For people whose interest in becoming licensed to practice in Tennessee happens in the more normal fashion, the rule is simply unworkable.  This is easily demonstrated with a hypothetical involving a not all that imaginative scenario.  Lawyer who has been practicing law for 10 years in Wisconsin gets a job offer to come join a Tennessee law firm.  Once the lawyer communicates to Tennessee firm that she is taking the offer, the firm will want the lawyer to move as quickly as possible for obvious reasons.  Yet, under Rule 7, unless the Wisconsin lawyer waits the many months necessary for her application to be approved before moving to Tennessee and beginning work for the Tennessee firm, the Wisconsin lawyer will lose eligibility to get comity admission and would, instead, have to try to sit for the bar exam.  In the meantime, thanks to a Board of Professional Responsibility opinion addressing the impact of Section 5.01 of Rule 7, it would be unclear what, if anything, the Wisconsin lawyer could do in Tennessee in terms of work without being subject to accusations of engaging in the unauthorized practice of law.

The BLE’s pending petition seeks to delete this language in Section 5.01 of Rule 7, a very positive development.  Presumably, if only that were accomplished, then perhaps the workable regime for handling such lateral movement long recognized in Tennessee under a prior BPR Formal Ethics Opinion would be back in the mix, and it would at least be clear again that the  Wisconsin lawyer could function and contribute to some extent by working at the Tennessee law firm while waiting on approval of her application for admission.

The BLE petition goes further, however, and seeks to introduce a practice pending admission concept that would permit people our Wisconsin lawyer under the supervision of a Tennessee lawyer.  The only problem with the BLE proposal is that it takes a one-size fits all approach and attempts to expand an existing provision of Rule 7 focused on, and designed for, brand new law school graduates and employs the same approach to much more seasoned lawyers.
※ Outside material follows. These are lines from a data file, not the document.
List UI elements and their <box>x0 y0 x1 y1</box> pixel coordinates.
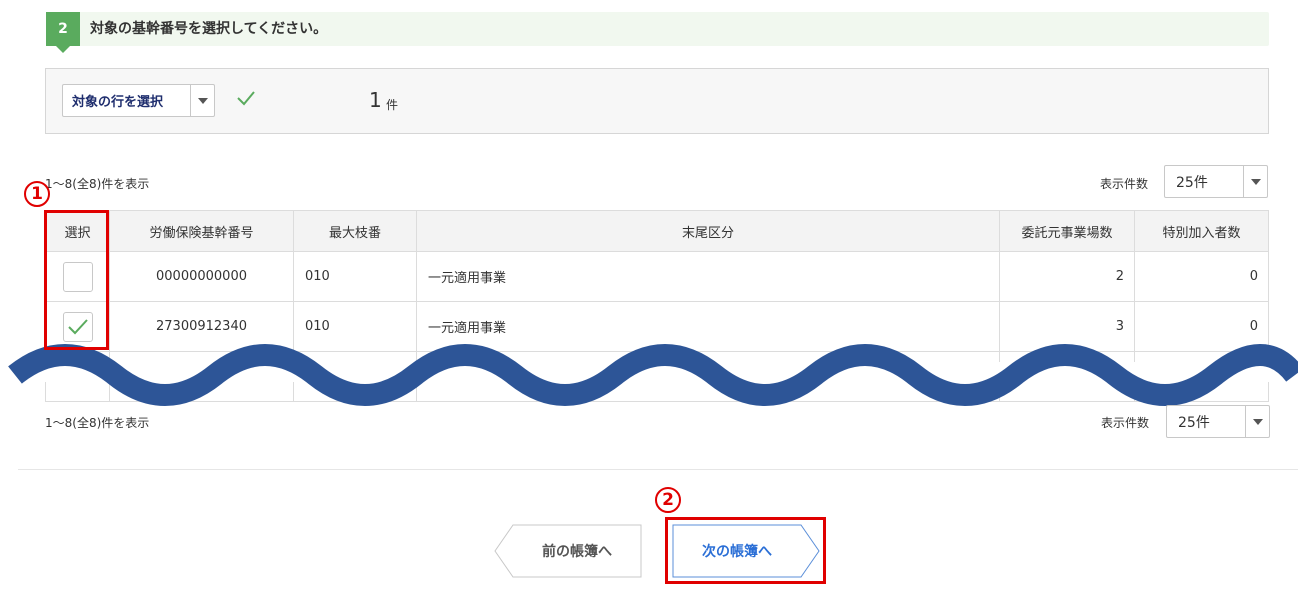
range-text-top: 1～8(全8)件を表示 <box>45 177 150 191</box>
col-header-category: 末尾区分 <box>416 210 1000 252</box>
annotation-marker-1: 1 <box>24 181 50 207</box>
check-icon <box>237 91 255 106</box>
col-header-sites: 委託元事業場数 <box>999 210 1135 252</box>
col-header-branch: 最大枝番 <box>293 210 417 252</box>
per-page-label-top: 表示件数 <box>1100 177 1149 191</box>
per-page-select-top[interactable]: 25件 <box>1164 165 1268 198</box>
select-rows-dropdown[interactable]: 対象の行を選択 <box>62 84 215 117</box>
table-row[interactable]: 00000000000 010 一元適用事業 2 0 <box>45 251 1269 302</box>
step-title: 対象の基幹番号を選択してください。 <box>90 21 328 37</box>
table-header-row: 選択 労働保険基幹番号 最大枝番 末尾区分 委託元事業場数 特別加入者数 <box>45 210 1269 252</box>
selected-count-unit: 件 <box>386 98 399 112</box>
per-page-value-top: 25件 <box>1176 174 1208 191</box>
cell-category: 一元適用事業 <box>416 251 1000 302</box>
chevron-down-icon[interactable] <box>1243 166 1267 197</box>
prev-ledger-button[interactable]: 前の帳簿へ <box>513 524 641 578</box>
per-page-label-bottom: 表示件数 <box>1101 416 1150 430</box>
annotation-box-1 <box>44 210 109 350</box>
step-number-tail <box>56 46 70 53</box>
range-text-bottom: 1～8(全8)件を表示 <box>45 416 150 430</box>
col-header-members: 特別加入者数 <box>1134 210 1269 252</box>
selection-panel <box>45 68 1269 134</box>
cell-members: 0 <box>1134 251 1269 302</box>
cell-branch: 010 <box>293 251 417 302</box>
cell-sites: 2 <box>999 251 1135 302</box>
per-page-value-bottom: 25件 <box>1178 414 1210 431</box>
cell-number: 00000000000 <box>109 251 294 302</box>
selected-count: 1 <box>369 88 382 112</box>
col-header-number: 労働保険基幹番号 <box>109 210 294 252</box>
chevron-down-icon[interactable] <box>190 85 214 116</box>
chevron-down-icon[interactable] <box>1245 406 1269 437</box>
section-divider <box>18 469 1298 470</box>
annotation-marker-2: 2 <box>655 487 681 513</box>
per-page-select-bottom[interactable]: 25件 <box>1166 405 1270 438</box>
annotation-box-2 <box>665 517 826 584</box>
select-rows-label: 対象の行を選択 <box>72 95 164 110</box>
step-number-badge: 2 <box>46 12 80 46</box>
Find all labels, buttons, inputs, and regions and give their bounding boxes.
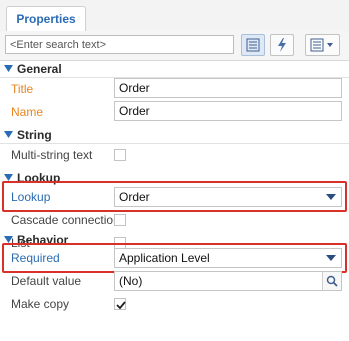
section-string-header[interactable]: String [0, 128, 349, 144]
list-view-button[interactable] [241, 34, 265, 56]
default-value-field[interactable]: (No) [114, 271, 342, 291]
required-select-value: Application Level [119, 251, 210, 265]
chevron-down-icon[interactable] [326, 255, 336, 261]
name-label: Name [11, 105, 44, 119]
cascade-connection-checkbox[interactable] [114, 214, 126, 226]
default-value-label: Default value [11, 274, 82, 288]
menu-options-icon [310, 38, 333, 52]
collapse-arrow-icon [4, 131, 13, 138]
divider [0, 143, 349, 144]
section-general-header[interactable]: General [0, 62, 349, 78]
options-menu-button[interactable] [305, 34, 340, 56]
multi-string-label: Multi-string text [11, 148, 93, 162]
search-icon [326, 275, 338, 287]
lookup-select[interactable]: Order [114, 187, 342, 207]
lookup-label: Lookup [11, 190, 51, 204]
default-value-text: (No) [119, 274, 143, 288]
name-field[interactable]: Order [114, 101, 342, 121]
required-label: Required [11, 251, 60, 265]
tab-bar: Properties [0, 0, 349, 32]
search-input[interactable] [5, 35, 234, 54]
events-button[interactable] [270, 34, 294, 56]
collapse-arrow-icon [4, 65, 13, 72]
list-view-icon [246, 38, 260, 52]
checkmark-icon [116, 301, 126, 310]
lookup-select-value: Order [119, 190, 150, 204]
section-title: String [17, 128, 52, 142]
cascade-connection-label: Cascade connection [11, 213, 120, 227]
lightning-icon [278, 38, 286, 52]
make-copy-label: Make copy [11, 297, 70, 311]
title-label: Title [11, 82, 34, 96]
make-copy-checkbox[interactable] [114, 298, 126, 310]
section-title: General [17, 62, 62, 76]
chevron-down-icon[interactable] [326, 194, 336, 200]
tab-properties[interactable]: Properties [6, 6, 86, 32]
default-value-lookup-button[interactable] [322, 272, 341, 290]
required-select[interactable]: Application Level [114, 248, 342, 268]
multi-string-checkbox[interactable] [114, 149, 126, 161]
title-field[interactable]: Order [114, 78, 342, 98]
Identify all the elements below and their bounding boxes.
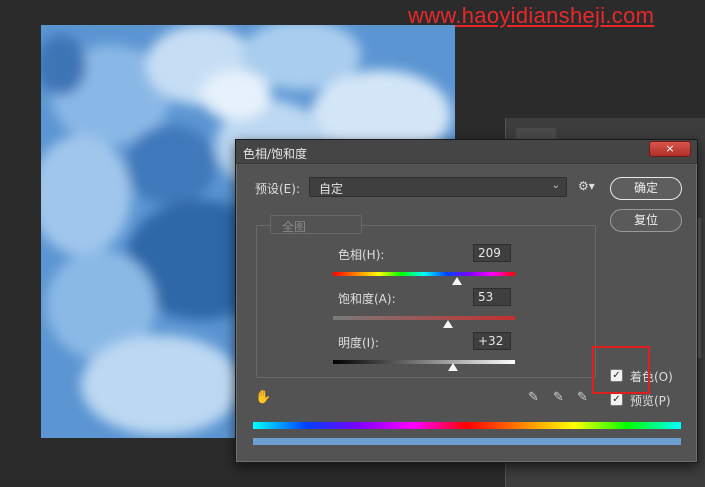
lightness-label: 明度(I):	[338, 336, 379, 350]
chevron-down-icon: ⌄	[551, 180, 560, 191]
settings-gear-icon[interactable]: ⚙▾	[578, 179, 595, 193]
hue-value-input[interactable]: 209	[473, 244, 511, 262]
saturation-slider-track[interactable]	[333, 316, 515, 320]
hue-label: 色相(H):	[338, 248, 385, 262]
dialog-title: 色相/饱和度	[243, 147, 308, 161]
output-color-bar	[253, 438, 681, 445]
saturation-slider-thumb[interactable]	[442, 320, 453, 328]
eyedropper-icon[interactable]: ✎	[528, 390, 539, 405]
input-spectrum-bar	[253, 422, 681, 429]
channel-select[interactable]: 全图	[270, 215, 362, 234]
highlight-annotation-box	[592, 346, 650, 394]
eyedropper-plus-icon[interactable]: ✎	[553, 390, 564, 405]
close-button[interactable]: ×	[649, 141, 691, 157]
saturation-value-input[interactable]: 53	[473, 288, 511, 306]
lightness-slider-track[interactable]	[333, 360, 515, 364]
dialog-titlebar[interactable]: 色相/饱和度 ×	[236, 140, 697, 164]
ok-button[interactable]: 确定	[610, 177, 682, 200]
preview-label: 预览(P)	[630, 394, 671, 408]
hue-slider-track[interactable]	[333, 272, 515, 276]
preset-value: 自定	[319, 182, 344, 196]
preset-label: 预设(E):	[255, 182, 300, 196]
lightness-slider-thumb[interactable]	[448, 363, 459, 371]
channel-value: 全图	[282, 220, 307, 234]
lightness-value-input[interactable]: +32	[473, 332, 511, 350]
saturation-label: 饱和度(A):	[338, 292, 396, 306]
preview-checkbox[interactable]: ✓	[610, 393, 623, 406]
hue-saturation-dialog: 色相/饱和度 × 预设(E): 自定 ⌄ ⚙▾ 确定 复位 全图 色相(H): …	[235, 139, 698, 463]
eyedropper-minus-icon[interactable]: ✎	[577, 390, 588, 405]
adjustment-group	[256, 225, 596, 378]
preset-dropdown[interactable]: 自定 ⌄	[309, 177, 567, 197]
reset-button[interactable]: 复位	[610, 209, 682, 232]
hand-target-icon[interactable]: ✋	[255, 390, 271, 405]
hue-slider-thumb[interactable]	[451, 277, 462, 285]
Personally, I think that a better working template would be something closer aligned to the ABA Model Rule regarding practice pending admission for lawyers eligible to seek comity admission.  The ABA approach would provide our hypothetical Wisconsin lawyer with a roughly one-year window of time to engage in practice in Tennessee while waiting on the administrative process to play out.  The ABA approach, however, also requires lawyers exercising this time-limited opportunity to practice pending admission to make the disciplinary authorities in Tennessee aware that the Wisconsin lawyer is here practicing law.  Such an approach would much more realistically address the reality of lawyer mobility, allow Tennessee law firms to better compete for talent currently located out-of-state, and still would in no way sacrifice client protections or limit the ability of disciplinary counsel to take action against lawyers who engage in unethical conduct while their admission application is pending.